Article ID: | iaor20123729 |
Volume: | 23 |
Issue: | 4 |
Start Page Number: | 425 |
End Page Number: | 442 |
Publication Date: | May 2012 |
Journal: | Journal of Combinatorial Optimization |
Authors: | Zhang Xiang-Sun, Wang Yong, Li Zhenping, Wang Rui-Sheng |
Keywords: | combinatorial optimization, programming: integer |
Community structure is one of the important characteristics of complex networks. In the recent decade, many models and algorithms have been designed to identify communities in a given network, among which there is a class of methods that globally search the best community structure by optimizing some modularity criteria.

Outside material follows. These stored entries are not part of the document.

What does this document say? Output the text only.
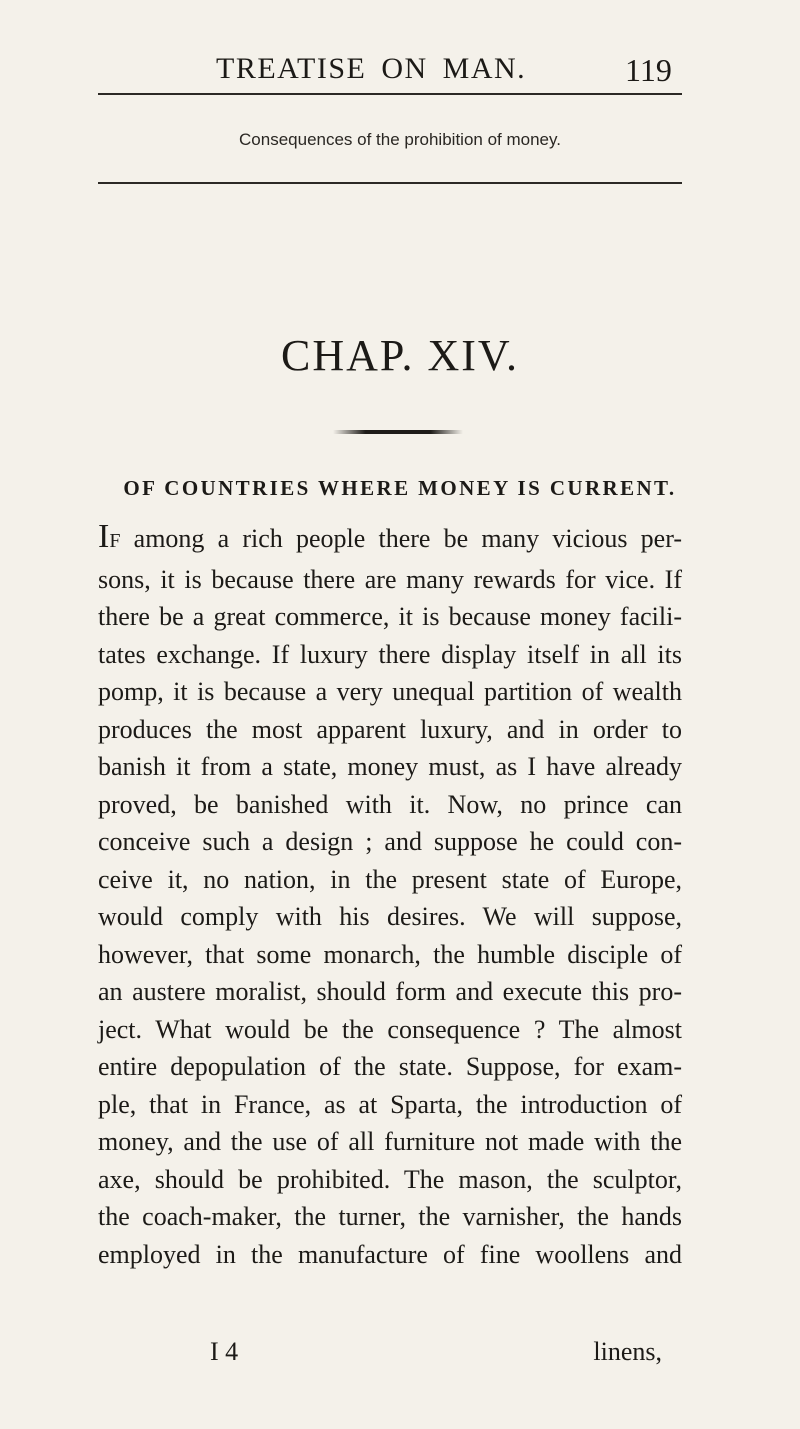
TREATISE ON MAN.	119
Consequences of the prohibition of money.
CHAP. XIV.
OF COUNTRIES WHERE MONEY IS CURRENT.
IF among a rich people there be many vicious per-
sons, it is because there are many rewards for vice. If
there be a great commerce, it is because money facili-
tates exchange. If luxury there display itself in all its
pomp, it is because a very unequal partition of wealth
produces the most apparent luxury, and in order to
banish it from a state, money must, as I have already
proved, be banished with it. Now, no prince can
conceive such a design ; and suppose he could con-
ceive it, no nation, in the present state of Europe,
would comply with his desires. We will suppose,
however, that some monarch, the humble disciple of
an austere moralist, should form and execute this pro-
ject. What would be the consequence ? The almost
entire depopulation of the state. Suppose, for exam-
ple, that in France, as at Sparta, the introduction of
money, and the use of all furniture not made with the
axe, should be prohibited. The mason, the sculptor,
the coach-maker, the turner, the varnisher, the hands
employed in the manufacture of fine woollens and
I 4	linens,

However, it has been recently revealed that these methods may either fail to find known qualified communities (a phenomenon called resolution limit) or even yield false communities (the misidentification phenomenon) in some networks. In this paper, we propose a new model which is immune to the above phenomena. The model is constructed by restating community identification as a combinatorial optimization problem. It aims to partition a network into as many qualified communities as possible. This model is formulated as a linear integer programming problem and its NP‐completeness is proved. A qualified min‐cut based bisecting algorithm is designed to solve this model. Numerical experiments on both artificial networks and real‐life complex networks show that the combinatorial model/algorithm has promising performance and can overcome the limitations in existing algorithms.